Du plat vers l'obstacle… et de l'obstacle vers le plat !

Nicolas Madamet a entraîné plusieurs futures poulinières significatives. Comme Ballyshannon (Rex Magna), prise en valeur 39 et lauréate à Ecommoy en plat, qui est devenue une jument importante pour les Devin sur les obstacles. Faire produire en obstacle une jument de plat comme elle n'est pas une chose totalement surprenante. Mais l'inverse l'est beaucoup plus. Pourtant, si l'on y regarde de plus près, les exemples ne manquent pas. Sea Bird (Dan Cupid) et Lyphard (Northern Dancer) avaient des deuxièmes mères lauréates sur les haies. Parcelle de Sou (Ajdayt) est un autre exemple. Élevée par les Madamet, comme son frère, le lauréat des Prix Edmond Barrachin et La Périchole (Grs3) Geluroni (Antarctique), elle s'était classée troisième du Prix Sagan (L à l'époque) à Auteuil. Au haras, Parcelle de Sou a donné à Jean-Pierre Dubois deux black types en obstacle, mais aussi Grace Lady (Muhtathir), troisième des Marettes et lauréate du Prix Corrida (Gr2) ! A son tour, Grace Lady a produit trois chevaux de Groupe en plat (Epic Hero, Making Moovies, Alhadab…).

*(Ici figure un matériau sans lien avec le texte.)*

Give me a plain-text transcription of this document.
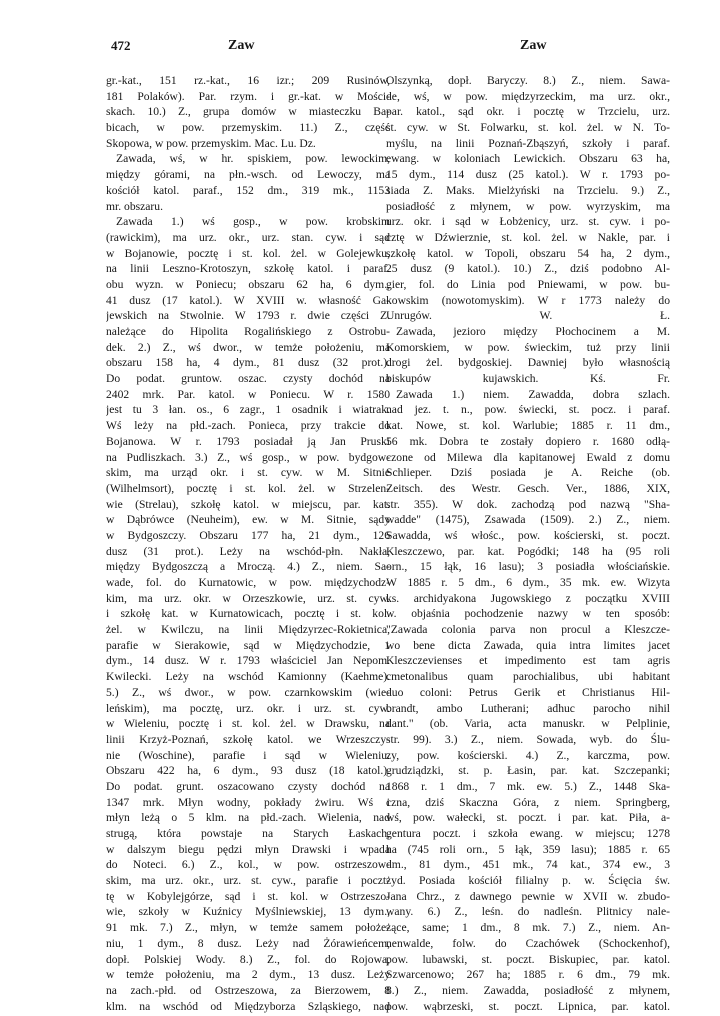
472	Zaw	Zaw
gr.-kat., 151 rz.-kat., 16 izr.; 209 Rusinów,
181 Polaków). Par. rzym. i gr.-kat. w Mości-
skach. 10.) Z., grupa domów w miasteczku Ba-
bicach, w pow. przemyskim. 11.) Z., część
Skopowa, w pow. przemyskim. Mac. Lu. Dz.
Zawada, wś, w hr. spiskiem, pow. lewockim,
między górami, na płn.-wsch. od Lewoczy, ma
kościół katol. paraf., 152 dm., 319 mk., 1153
mr. obszaru.
Zawada 1.) wś gosp., w pow. krobskim
(rawickim), ma urz. okr., urz. stan. cyw. i sąd
w Bojanowie, pocztę i st. kol. żel. w Golejewku,
na linii Leszno-Krotoszyn, szkołę katol. i paraf.
obu wyzn. w Poniecu; obszaru 62 ha, 6 dym.,
41 dusz (17 katol.). W XVIII w. własność Ga-
jewskich na Stwolnie. W 1793 r. dwie części Z.
należące do Hipolita Rogalińskiego z Ostrobu-
dek. 2.) Z., wś dwor., w temże położeniu, ma
obszaru 158 ha, 4 dym., 81 dusz (32 prot.).
Do podat. gruntow. oszac. czysty dochód na
2402 mrk. Par. katol. w Poniecu. W r. 1580
jest tu 3 łan. os., 6 zagr., 1 osadnik i wiatrak.
Wś leży na płd.-zach. Ponieca, przy trakcie do
Bojanowa. W r. 1793 posiadał ją Jan Pruski
na Pudliszkach. 3.) Z., wś gosp., w pow. bydgow-
skim, ma urząd okr. i st. cyw. w M. Sitnie
(Wilhelmsort), pocztę i st. kol. żel. w Strzelen-
wie (Strelau), szkołę katol. w miejscu, par. kat.
w Dąbrówce (Neuheim), ew. w M. Sitnie, sądy
w Bydgoszczy. Obszaru 177 ha, 21 dym., 126
dusz (31 prot.). Leży na wschód-płn. Nakła,
między Bydgoszczą a Mroczą. 4.) Z., niem. Sa-
wade, fol. do Kurnatowic, w pow. międzychodz-
kim, ma urz. okr. w Orzeszkowie, urz. st. cyw.
i szkołę kat. w Kurnatowicach, pocztę i st. kol.
żel. w Kwilczu, na linii Międzyrzec-Rokietnica,
parafie w Sierakowie, sąd w Międzychodzie, 1
dym., 14 dusz. W r. 1793 właściciel Jan Nepom.
Kwilecki. Leży na wschód Kamionny (Kaehme).
5.) Z., wś dwor., w pow. czarnkowskim (wie-
leńskim), ma pocztę, urz. okr. i urz. st. cyw.
w Wieleniu, pocztę i st. kol. żel. w Drawsku, na
linii Krzyż-Poznań, szkołę katol. we Wrzeszczy-
nie (Woschine), parafie i sąd w Wieleniu.
Obszaru 422 ha, 6 dym., 93 dusz (18 katol.).
Do podat. grunt. oszacowano czysty dochód na
1347 mrk. Młyn wodny, pokłady żwiru. Wś i
młyn leżą o 5 klm. na płd.-zach. Wielenia, nad
strugą, która powstaje na Starych Łaskach,
w dalszym biegu pędzi młyn Drawski i wpada
do Noteci. 6.) Z., kol., w pow. ostrzeszow-
skim, ma urz. okr., urz. st. cyw., parafie i poczt-
tę w Kobylejgórze, sąd i st. kol. w Ostrzeszo-
wie, szkoły w Kuźnicy Myślniewskiej, 13 dym.,
91 mk. 7.) Z., młyn, w temże samem położe-
niu, 1 dym., 8 dusz. Leży nad Żórawieńcem,
dopł. Polskiej Wody. 8.) Z., fol. do Rojowa,
w temże położeniu, ma 2 dym., 13 dusz. Leży
na zach.-płd. od Ostrzeszowa, za Bierzowem, 8
klm. na wschód od Międzyborza Szląskiego, nad
Olszynką, dopł. Baryczy. 8.) Z., niem. Sawa-
de, wś, w pow. międzyrzeckim, ma urz. okr.,
par. katol., sąd okr. i pocztę w Trzcielu, urz.
st. cyw. w St. Folwarku, st. kol. żel. w N. To-
myślu, na linii Poznań-Zbąszyń, szkoły i paraf.
ewang. w koloniach Lewickich. Obszaru 63 ha,
15 dym., 114 dusz (25 katol.). W r. 1793 po-
siada Z. Maks. Mielżyński na Trzcielu. 9.) Z.,
posiadłość z młynem, w pow. wyrzyskim, ma
urz. okr. i sąd w Łobżenicy, urz. st. cyw. i po-
cztę w Dźwierznie, st. kol. żel. w Nakle, par. i
szkołę katol. w Topoli, obszaru 54 ha, 2 dym.,
25 dusz (9 katol.). 10.) Z., dziś podobno Al-
gier, fol. do Linia pod Pniewami, w pow. bu-
kowskim (nowotomyskim). W r 1773 należy do
Unrugów. W. Ł.
Zawada, jezioro między Płochocinem a M.
Komorskiem, w pow. świeckim, tuż przy linii
drogi żel. bydgoskiej. Dawniej było własnością
biskupów kujawskich. Kś. Fr.
Zawada 1.) niem. Zawadda, dobra szlach.
nad jez. t. n., pow. świecki, st. pocz. i paraf.
kat. Nowe, st. kol. Warlubie; 1885 r. 11 dm.,
56 mk. Dobra te zostały dopiero r. 1680 odłą-
czone od Milewa dla kapitanowej Ewald z domu
Schlieper. Dziś posiada je A. Reiche (ob.
Zeitsch. des Westr. Gesch. Ver., 1886, XIX,
str. 355). W dok. zachodzą pod nazwą "Sha-
wadde" (1475), Zsawada (1509). 2.) Z., niem.
Sawadda, wś włośc., pow. kościerski, st. poczt.
Kleszczewo, par. kat. Pogódki; 148 ha (95 roli
orn., 15 łąk, 16 lasu); 3 posiadła włościańskie.
W 1885 r. 5 dm., 6 dym., 35 mk. ew. Wizyta
ks. archidyakona Jugowskiego z początku XVIII
w. objaśnia pochodzenie nazwy w ten sposób:
"Zawada colonia parva non procul a Kleszcze-
wo bene dicta Zawada, quia intra limites jacet
Kleszczevienses et impedimento est tam agris
cmetonalibus quam parochialibus, ubi habitant
duo coloni: Petrus Gerik et Christianus Hil-
brandt, ambo Lutherani; adhuc parocho nihil
dant." (ob. Varia, acta manuskr. w Pelplinie,
str. 99). 3.) Z., niem. Sowada, wyb. do Ślu-
zy, pow. kościerski. 4.) Z., karczma, pow.
grudziądzki, st. p. Łasin, par. kat. Szczepanki;
1868 r. 1 dm., 7 mk. ew. 5.) Z., 1448 Ska-
czna, dziś Skaczna Góra, z niem. Springberg,
wś, pow. wałecki, st. poczt. i par. kat. Piła, a-
gentura poczt. i szkoła ewang. w miejscu; 1278
ha (745 roli orn., 5 łąk, 359 lasu); 1885 r. 65
dm., 81 dym., 451 mk., 74 kat., 374 ew., 3
żyd. Posiada kościół filialny p. w. Ścięcia św.
Jana Chrz., z dawnego pewnie w XVII w. zbudo-
wany. 6.) Z., leśn. do nadleśn. Plitnicy nale-
żące, same; 1 dm., 8 mk. 7.) Z., niem. An-
nenwalde, folw. do Czachówek (Schockenhof),
pow. lubawski, st. poczt. Biskupiec, par. katol.
Szwarcenowo; 267 ha; 1885 r. 6 dm., 79 mk.
8.) Z., niem. Zawadda, posiadłość z młynem,
pow. wąbrzeski, st. poczt. Lipnica, par. katol.
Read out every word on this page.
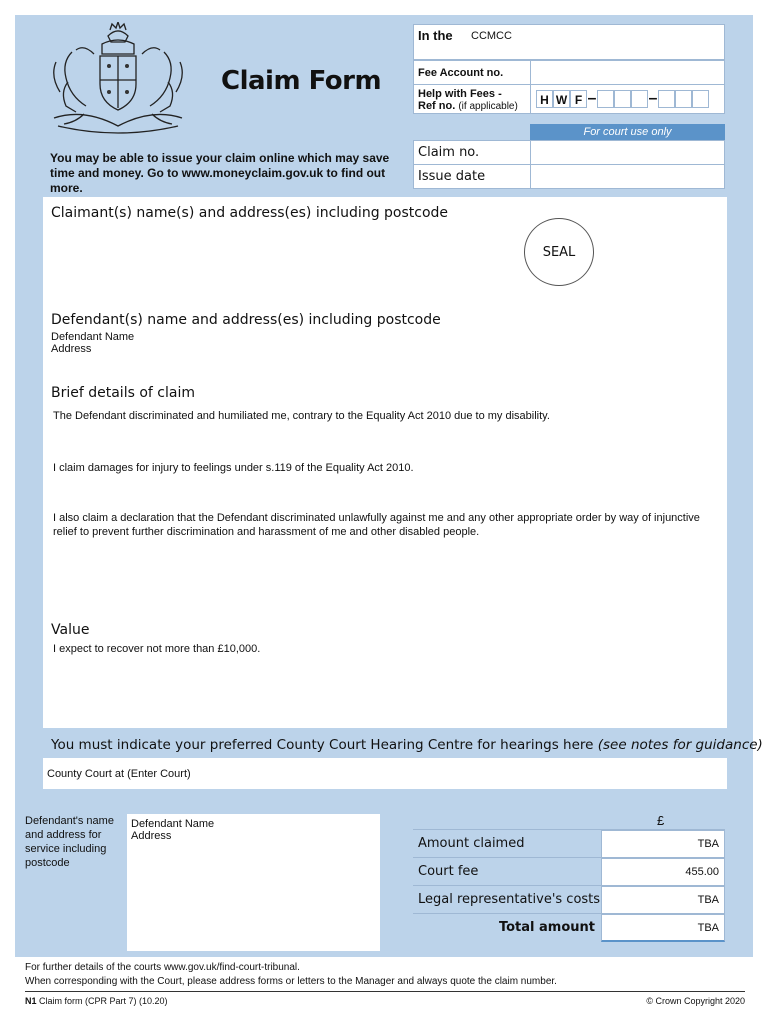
Claim Form
You may be able to issue your claim online which may save time and money. Go to www.moneyclaim.gov.uk to find out more.
In the CCMCC
Fee Account no.
Help with Fees -
Ref no. (if applicable)	H W F –	–
For court use only
Claim no.
Issue date
Claimant(s) name(s) and address(es) including postcode
SEAL
Defendant(s) name and address(es) including postcode
Defendant Name
Address
Brief details of claim
The Defendant discriminated and humiliated me, contrary to the Equality Act 2010 due to my disability.
I claim damages for injury to feelings under s.119 of the Equality Act 2010.
I also claim a declaration that the Defendant discriminated unlawfully against me and any other appropriate order by way of injunctive relief to prevent further discrimination and harassment of me and other disabled people.
Value
I expect to recover not more than £10,000.
You must indicate your preferred County Court Hearing Centre for hearings here (see notes for guidance)
County Court at (Enter Court)
Defendant's name and address for service including postcode
Defendant Name
Address
£
Amount claimed	TBA
Court fee	455.00
Legal representative's costs	TBA
Total amount	TBA
For further details of the courts www.gov.uk/find-court-tribunal.
When corresponding with the Court, please address forms or letters to the Manager and always quote the claim number.
N1 Claim form (CPR Part 7) (10.20)	© Crown Copyright 2020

Quand les éleveurs d'obstacle se laissent tenter par le plat

Les Madamet et Ian Kellitt ont beau dire que le plat, ce n'est pas pour eux, ils se sont quand même laissés tenter. En association avec Camille et Guillaume Vitse, un couple en pleine réussite depuis l'an dernier, Nicolas Madamet est ainsi le coéleveur du bon Axdavali (Goken), trois fois placé de Groupe sur le sprint… sous l'entraînement de Yann Barberot, un ancien apprenti de son éleveur ! Sa mère, Key Success (Kodiac), n'a coûté que 12.000 € et le père saillissait alors à 5.000 €. Axdavali n'a pas coûté plus cher à produire qu'un cheval d'obstacle ! En décembre chez Arqana, après avoir produit deux black types, Key Success a été revendue à la famille Cheboub. Toujours avec les Vitse, Ian Kellitt s'est associé sur Ever Sun Shine (Le Havre), acquise pour 80.000 Gns en décembre dernier à Newmarket. Son premier produit est un mâle par Hello Youmzain (Kodiac) et elle a été saillie par Victor Ludorum (Shamardal).